La reprise des cours prévue le lundi 12 janvier 2026 n’a pas eu lieu dans de nombreux établissements publics du Gabon. Dans plusieurs villes du pays, notamment à Libreville, Lambaréné, Oyem, Mouila et Franceville, les salles de classe sont restées vides, conséquence directe de la poursuite du mouvement de grève déclenché par la plateforme syndicale SOS Éducation. Une situation qui plonge le système éducatif gabonais dans une nouvelle zone de turbulences, à peine quelques jours après le lancement officiel de l’année scolaire.
À l’origine de cette mobilisation, un ensemble de revendications anciennes restées sans réponses jugées satisfaisantes par les enseignants. Retards de paiement, situations administratives non régularisées, intégrations budgétaires en attente, absence de perspectives claires d’avancement et conditions de travail dégradées figurent parmi les griefs les plus souvent évoqués par les syndicats. Pour SOS Éducation, le 12 janvier ne pouvait être une reprise normale tant que ces questions structurelles n’étaient pas traitées de manière concrète.
Dès le week-end précédent la rentrée, les assemblées générales syndicales avaient donné le ton. Dans plusieurs provinces, les enseignants ont voté la poursuite de la grève, estimant que les discussions engagées avec les autorités n’avaient produit que des promesses sans calendrier précis. Les responsables syndicaux dénoncent ce qu’ils qualifient de « gestion à court terme » de la crise éducative, accusant l’administration de privilégier des annonces politiques au détriment de solutions durables.

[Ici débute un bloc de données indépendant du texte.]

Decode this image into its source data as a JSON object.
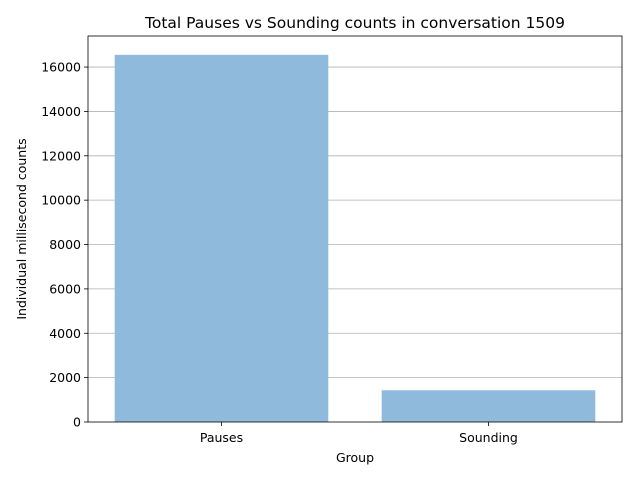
{
  "chart_data": {
    "type": "bar",
    "title": "Total Pauses vs Sounding counts in conversation 1509",
    "xlabel": "Group",
    "ylabel": "Individual millisecond counts",
    "categories": [
      "Pauses",
      "Sounding"
    ],
    "values": [
      16550,
      1430
    ],
    "ylim": [
      0,
      17400
    ],
    "yticks": [
      0,
      2000,
      4000,
      6000,
      8000,
      10000,
      12000,
      14000,
      16000
    ],
    "grid": "y",
    "bar_color": "#8fbadb"
  }
}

Face à la pression grandissante, le gouvernement a tenté d’apaiser les tensions. Le 12 janvier, la ministre de la Fonction publique et du Renforcement des capacités, Laurence Ndong, a annoncé la mise en place d’une commission interministérielle chargée d’examiner l’ensemble des situations administratives litigieuses au sein du ministère de l’Éducation nationale. Cette commission devra travailler sur la régularisation des agents non intégrés, les rappels de solde et la clarification des carrières.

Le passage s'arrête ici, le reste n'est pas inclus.